If you’ve ever checked into some of the technician training Automotion professionals receive, you may be surprised at how much specialized knowledge and skill goes into diagnosing and repairing a modern car. For example: Today there are four cylinder engines that generate more power than the 1980s-era V-8’s. I mean a new V-6 Toyota Camry could beat Sonny Crocket’s Ferrari in a race to sixty.

Your Well Trained Technician At Automotion

Our engines are more and more powerful and at the same time their fuel economy keeps inching up – even with steep Sun Valley gas prices. They are also amazingly reliable: Kudos to the automotive engineers at the leading vehicle manufacturers. But the advances come at the price of simplicity. The modern cars Sun Valley auto owners drive around Nevada highways are so much more complex from a mechanical standpoint that it makes your head spin – not to mention the electronics.

Some sedans have several networked computers controlling most of the engine functions and many other vehicle operations as well. Sun Valley motorists take all of this sophistication for granted – but somebody has to fix it when it breaks. It’s a real challenge for Reno Automotion technicians to keep up, but we work hard to stay ahead of the technology. It requires a high level of commitment on the part of the technicians and the Sun Valley service centers as well.

Automotion technicians receive training through a combination of formal classroom training, training provided at Automotion by parts and equipment manufacturers, on-line courses and home study courses.

In addition to the expensive training, there’s the financial commitment for Automotion to purchase the diagnostic and repair tools.

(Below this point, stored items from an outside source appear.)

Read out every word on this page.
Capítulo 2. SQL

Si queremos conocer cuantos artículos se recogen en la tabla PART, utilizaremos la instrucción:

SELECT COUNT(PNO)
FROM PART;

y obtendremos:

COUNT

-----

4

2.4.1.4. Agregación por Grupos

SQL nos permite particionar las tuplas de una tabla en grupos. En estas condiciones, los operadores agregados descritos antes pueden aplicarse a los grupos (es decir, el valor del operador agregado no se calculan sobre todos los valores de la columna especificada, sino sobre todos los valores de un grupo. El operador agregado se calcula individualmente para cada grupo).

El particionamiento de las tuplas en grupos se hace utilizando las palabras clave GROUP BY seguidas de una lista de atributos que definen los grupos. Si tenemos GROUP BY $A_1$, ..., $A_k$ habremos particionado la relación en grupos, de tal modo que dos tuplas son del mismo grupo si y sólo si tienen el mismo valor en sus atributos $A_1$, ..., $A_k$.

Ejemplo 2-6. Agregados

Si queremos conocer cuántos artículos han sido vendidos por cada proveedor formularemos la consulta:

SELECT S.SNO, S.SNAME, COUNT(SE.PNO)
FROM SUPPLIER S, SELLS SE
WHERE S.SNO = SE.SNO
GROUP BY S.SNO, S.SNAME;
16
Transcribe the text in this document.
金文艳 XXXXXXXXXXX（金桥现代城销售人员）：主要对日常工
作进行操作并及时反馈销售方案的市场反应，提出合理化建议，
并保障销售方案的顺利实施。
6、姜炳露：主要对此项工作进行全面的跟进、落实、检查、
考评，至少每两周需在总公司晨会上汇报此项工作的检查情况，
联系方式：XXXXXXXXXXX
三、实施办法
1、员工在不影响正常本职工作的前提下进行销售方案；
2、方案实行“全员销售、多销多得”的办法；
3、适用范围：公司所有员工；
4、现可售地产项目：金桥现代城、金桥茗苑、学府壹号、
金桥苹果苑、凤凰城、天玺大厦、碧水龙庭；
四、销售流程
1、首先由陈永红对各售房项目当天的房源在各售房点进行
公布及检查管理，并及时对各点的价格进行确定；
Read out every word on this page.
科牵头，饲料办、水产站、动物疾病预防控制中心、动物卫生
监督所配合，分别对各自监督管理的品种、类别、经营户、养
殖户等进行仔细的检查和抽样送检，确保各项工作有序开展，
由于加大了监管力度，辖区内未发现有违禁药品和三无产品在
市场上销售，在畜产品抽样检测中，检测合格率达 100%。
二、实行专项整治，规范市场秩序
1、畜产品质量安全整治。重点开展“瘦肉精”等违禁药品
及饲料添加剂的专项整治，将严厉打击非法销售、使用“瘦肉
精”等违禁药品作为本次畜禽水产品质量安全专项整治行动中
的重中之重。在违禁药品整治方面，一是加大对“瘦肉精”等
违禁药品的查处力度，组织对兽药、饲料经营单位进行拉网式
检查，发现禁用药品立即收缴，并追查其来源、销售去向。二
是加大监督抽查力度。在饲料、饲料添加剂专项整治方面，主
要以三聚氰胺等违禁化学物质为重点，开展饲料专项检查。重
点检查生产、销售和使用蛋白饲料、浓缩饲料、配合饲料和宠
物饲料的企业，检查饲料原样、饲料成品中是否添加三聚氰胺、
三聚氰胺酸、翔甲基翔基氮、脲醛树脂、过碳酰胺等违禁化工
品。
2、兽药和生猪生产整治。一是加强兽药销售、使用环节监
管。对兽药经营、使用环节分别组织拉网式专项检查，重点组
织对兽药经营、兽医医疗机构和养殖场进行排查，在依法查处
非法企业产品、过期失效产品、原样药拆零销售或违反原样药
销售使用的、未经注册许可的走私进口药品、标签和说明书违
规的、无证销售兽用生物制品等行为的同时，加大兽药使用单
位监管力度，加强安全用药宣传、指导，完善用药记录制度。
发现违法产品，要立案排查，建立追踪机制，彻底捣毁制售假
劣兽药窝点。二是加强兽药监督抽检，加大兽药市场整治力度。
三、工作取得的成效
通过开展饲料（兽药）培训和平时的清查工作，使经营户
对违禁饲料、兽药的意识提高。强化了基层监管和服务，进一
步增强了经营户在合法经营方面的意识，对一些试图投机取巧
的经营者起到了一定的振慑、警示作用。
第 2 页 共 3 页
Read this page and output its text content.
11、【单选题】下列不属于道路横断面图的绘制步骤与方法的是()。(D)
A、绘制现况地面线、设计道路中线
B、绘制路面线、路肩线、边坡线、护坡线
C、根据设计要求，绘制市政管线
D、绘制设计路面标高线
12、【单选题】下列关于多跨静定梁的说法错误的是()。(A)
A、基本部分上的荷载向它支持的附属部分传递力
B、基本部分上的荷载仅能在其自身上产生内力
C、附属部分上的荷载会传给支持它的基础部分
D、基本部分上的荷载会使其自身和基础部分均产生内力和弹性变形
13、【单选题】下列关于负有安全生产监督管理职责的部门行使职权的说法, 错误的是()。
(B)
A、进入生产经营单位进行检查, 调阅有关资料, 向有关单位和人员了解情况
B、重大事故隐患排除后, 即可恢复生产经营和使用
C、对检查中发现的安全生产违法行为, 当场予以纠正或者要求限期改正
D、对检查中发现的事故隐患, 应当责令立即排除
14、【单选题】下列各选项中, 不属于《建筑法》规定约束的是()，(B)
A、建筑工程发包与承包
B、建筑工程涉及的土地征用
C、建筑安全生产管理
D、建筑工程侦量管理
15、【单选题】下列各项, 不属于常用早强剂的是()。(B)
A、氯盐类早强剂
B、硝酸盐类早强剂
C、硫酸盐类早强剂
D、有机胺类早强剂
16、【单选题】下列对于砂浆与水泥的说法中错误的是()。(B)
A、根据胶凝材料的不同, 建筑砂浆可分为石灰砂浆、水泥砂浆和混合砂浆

There are many independent certifications available at Automotion all the way up to Master Technician. The ability to repair your sedan requires a strong combination of training and resources. No one can know everything, so Sun Valley auto service centers subscribe to data services, technical libraries and even on-line communities that can help them when they run into a difficult problem.

It’s like those medical diagnosis shows on TV. Here are the symptoms – what’s the diagnosis and treatment? Diagnosis is every bit as much an art as a science. At Automotion, we want everything to be simple, straightforward and inexpensive – but sometimes it just isn’t.